$ oc set env -n hypershift deployment/operator METRICS_SET=All
您可以通过配置指标集来收集托管控制平面的指标。HyperShift 运算符可以在管理集群中为其管理的每个托管集群创建或删除监控仪表板。
Red Hat OpenShift Container Platform 的托管控制平面在每个控制平面命名空间中创建ServiceMonitor
资源,允许 Prometheus 堆栈从控制平面收集指标。ServiceMonitor
资源使用指标重新标记来定义哪些指标包含或排除在特定组件中,例如 etcd 或 Kubernetes API 服务器。控制平面直接生成的指标数量会直接影响收集这些指标的监控堆栈的资源需求。
您可以配置一个指标集来标识为每个控制平面生成的指标集,而不是生成适用于所有情况的固定数量的指标。支持以下指标集:
Telemetry
:这些指标是遥测所需的。此集合是默认集合,也是最小的指标集合。
SRE
:此集合包含生成警报并允许对控制平面组件进行故障排除所需的指标。
All
:此集合包含独立 OpenShift Container Platform 控制平面组件生成的所有指标。
要配置指标集,请通过输入以下命令设置 HyperShift 运算符部署中的METRICS_SET
环境变量:
$ oc set env -n hypershift deployment/operator METRICS_SET=All
当您指定SRE
指标集时,HyperShift 运算符会查找名为sre-metric-set
的配置映射,该映射具有单个键:config
。

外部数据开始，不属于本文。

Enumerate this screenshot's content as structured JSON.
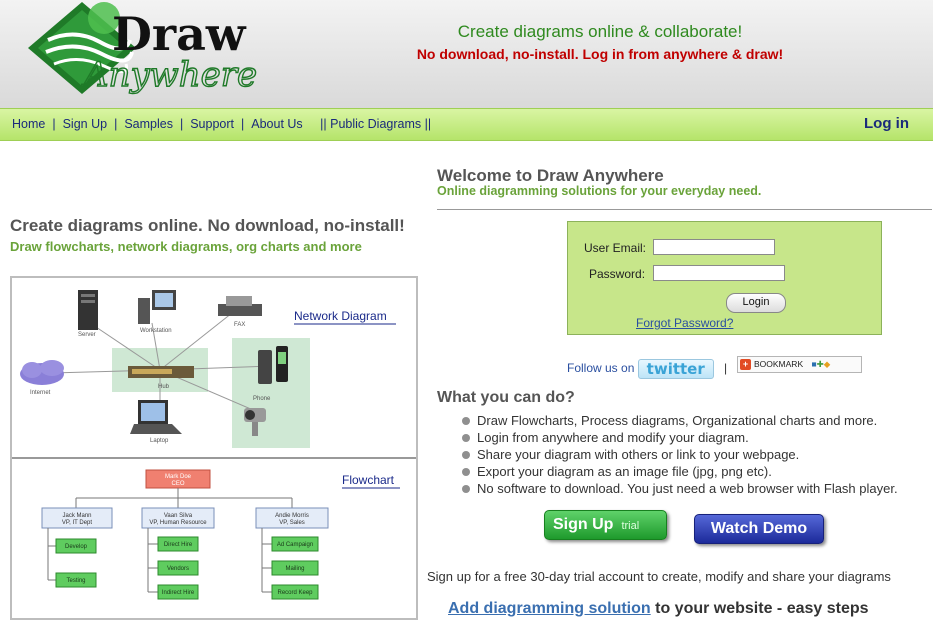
{
  "header": {
    "logo_line1": "Draw",
    "logo_line2": "Anywhere",
    "tagline1": "Create diagrams online & collaborate!",
    "tagline2": "No download, no-install. Log in from anywhere & draw!"
  },
  "nav": {
    "items": [
      "Home",
      "Sign Up",
      "Samples",
      "Support",
      "About Us",
      "|| Public Diagrams ||"
    ],
    "login": "Log in"
  },
  "left": {
    "title": "Create diagrams online. No download, no-install!",
    "subtitle": "Draw flowcharts, network diagrams, org charts and more",
    "network_label": "Network Diagram",
    "flowchart_label": "Flowchart",
    "network_nodes": [
      "Server",
      "Workstation",
      "FAX",
      "Internet",
      "Hub",
      "Phone",
      "Laptop"
    ],
    "flow_top": "Mark Doe\nCEO",
    "flow_mid": [
      {
        "line1": "Jack Mann",
        "line2": "VP, IT Dept"
      },
      {
        "line1": "Vaan Silva",
        "line2": "VP, Human Resource"
      },
      {
        "line1": "Andie Morris",
        "line2": "VP, Sales"
      }
    ],
    "flow_leaves": [
      [
        "Develop",
        "Testing"
      ],
      [
        "Direct Hire",
        "Vendors",
        "Indirect Hire"
      ],
      [
        "Ad Campaign",
        "Mailing",
        "Record Keep"
      ]
    ]
  },
  "welcome": {
    "title": "Welcome to Draw Anywhere",
    "subtitle": "Online diagramming solutions for your everyday need."
  },
  "login_form": {
    "email_label": "User Email:",
    "email_value": "",
    "password_label": "Password:",
    "password_value": "",
    "button": "Login",
    "forgot": "Forgot Password?"
  },
  "social": {
    "follow": "Follow us on",
    "twitter": "twitter",
    "pipe": "|",
    "bookmark": "BOOKMARK"
  },
  "features": {
    "title": "What you can do?",
    "items": [
      "Draw Flowcharts, Process diagrams, Organizational charts and more.",
      "Login from anywhere and modify your diagram.",
      "Share your diagram with others or link to your webpage.",
      "Export your diagram as an image file (jpg, png etc).",
      "No software to download. You just need a web browser with Flash player."
    ]
  },
  "cta": {
    "signup": "Sign Up",
    "signup_badge": "trial",
    "demo": "Watch Demo",
    "trial_text": "Sign up for a free 30-day trial account to create, modify and share your diagrams",
    "add_link": "Add diagramming solution",
    "add_rest": " to your website - easy steps"
  },
  "colors": {
    "nav_green": "#b5e46a",
    "accent_green": "#6aa33a",
    "tag_red": "#c00000",
    "link_blue": "#1a2a7a"
  }
}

config
键的值必须包含一组按控制平面组件组织的RelabelConfigs
。
您可以指定以下组件:
etcd
kubeAPIServer
kubeControllerManager
openshiftAPIServer
openshiftControllerManager
openshiftRouteControllerManager
cvo
olm
catalogOperator
registryOperator
nodeTuningOperator
controlPlaneOperator
hostedClusterConfigOperator
以下示例说明了SRE
指标集的配置:
kubeAPIServer:
- action: "drop"
regex: "etcd_(debugging|disk|server).*"
sourceLabels: ["__name__"]
- action: "drop"
regex: "apiserver_admission_controller_admission_latencies_seconds_.*"

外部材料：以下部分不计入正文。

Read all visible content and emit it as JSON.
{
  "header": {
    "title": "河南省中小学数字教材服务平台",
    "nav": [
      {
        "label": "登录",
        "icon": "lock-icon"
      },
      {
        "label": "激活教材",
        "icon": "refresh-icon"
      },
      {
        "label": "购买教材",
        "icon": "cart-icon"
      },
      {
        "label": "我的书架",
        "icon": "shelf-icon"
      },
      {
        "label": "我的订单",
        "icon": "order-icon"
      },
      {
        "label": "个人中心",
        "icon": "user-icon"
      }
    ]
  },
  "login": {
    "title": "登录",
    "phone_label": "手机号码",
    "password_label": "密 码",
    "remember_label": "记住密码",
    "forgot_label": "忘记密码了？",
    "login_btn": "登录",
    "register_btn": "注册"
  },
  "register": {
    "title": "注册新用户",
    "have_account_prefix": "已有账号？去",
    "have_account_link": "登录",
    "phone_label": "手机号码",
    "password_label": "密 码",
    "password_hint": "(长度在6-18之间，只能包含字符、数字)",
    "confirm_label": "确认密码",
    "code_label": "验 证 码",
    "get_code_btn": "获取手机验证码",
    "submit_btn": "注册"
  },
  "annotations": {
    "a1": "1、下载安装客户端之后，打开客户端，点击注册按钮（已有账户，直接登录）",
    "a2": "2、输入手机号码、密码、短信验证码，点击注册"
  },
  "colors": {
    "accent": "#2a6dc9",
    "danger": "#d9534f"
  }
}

sourceLabels: ["__name__"]
- action: "drop"
regex: "apiserver_admission_step_admission_latencies_seconds_.*"
sourceLabels: ["__name__"]
- action: "drop"
regex: "scheduler_(e2e_scheduling_latency_microseconds|scheduling_algorithm_predicate_evaluation|scheduling_algorithm_priority_evaluation|scheduling_algorithm_preemption_evaluation|scheduling_algorithm_latency_microseconds|binding_latency_microseconds|scheduling_latency_seconds)"

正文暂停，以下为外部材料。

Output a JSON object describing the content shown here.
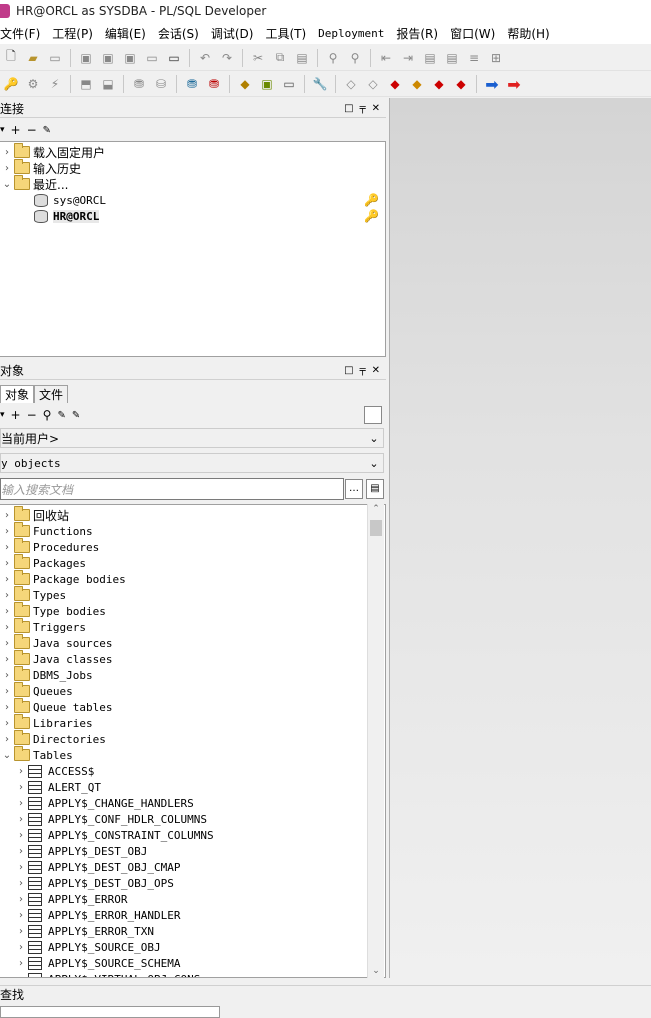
{
  "window": {
    "title": "HR@ORCL as SYSDBA - PL/SQL Developer"
  },
  "menu": [
    "文件(F)",
    "工程(P)",
    "编辑(E)",
    "会话(S)",
    "调试(D)",
    "工具(T)",
    "Deployment",
    "报告(R)",
    "窗口(W)",
    "帮助(H)"
  ],
  "connections_panel": {
    "title": "连接",
    "items": [
      {
        "label": "载入固定用户"
      },
      {
        "label": "输入历史"
      },
      {
        "label": "最近..."
      },
      {
        "label": "sys@ORCL"
      },
      {
        "label": "HR@ORCL"
      }
    ]
  },
  "objects_panel": {
    "title": "对象",
    "tabs": [
      "对象",
      "文件"
    ],
    "user_combo": "当前用户>",
    "filter_combo": "y objects",
    "search_placeholder": "输入搜索文档",
    "folders": [
      "回收站",
      "Functions",
      "Procedures",
      "Packages",
      "Package bodies",
      "Types",
      "Type bodies",
      "Triggers",
      "Java sources",
      "Java classes",
      "DBMS_Jobs",
      "Queues",
      "Queue tables",
      "Libraries",
      "Directories",
      "Tables"
    ],
    "tables": [
      "ACCESS$",
      "ALERT_QT",
      "APPLY$_CHANGE_HANDLERS",
      "APPLY$_CONF_HDLR_COLUMNS",
      "APPLY$_CONSTRAINT_COLUMNS",
      "APPLY$_DEST_OBJ",
      "APPLY$_DEST_OBJ_CMAP",
      "APPLY$_DEST_OBJ_OPS",
      "APPLY$_ERROR",
      "APPLY$_ERROR_HANDLER",
      "APPLY$_ERROR_TXN",
      "APPLY$_SOURCE_OBJ",
      "APPLY$_SOURCE_SCHEMA",
      "APPLY$_VIRTUAL_OBJ_CONS"
    ]
  },
  "find_bar": {
    "title": "查找"
  }
}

sourceLabels: ["__name__"]
- action: "drop"
regex: "apiserver_(request_count|request_latencies|request_latencies_summary|dropped_requests|storage_data_key_generation_latencies_microseconds|storage_transformation_failures_total|storage_transformation_latencies_microseconds|proxy_tunnel_sync_latency_secs)"
sourceLabels: ["__name__"]
- action: "drop"
regex: "docker_(operations|operations_latency_microseconds|operations_errors|operations_timeout)"
sourceLabels: ["__name__"]
- action: "drop"
regex: "reflector_(items_per_list|items_per_watch|list_duration_seconds|lists_total|short_watches_total|watch_duration_seconds|watches_total)"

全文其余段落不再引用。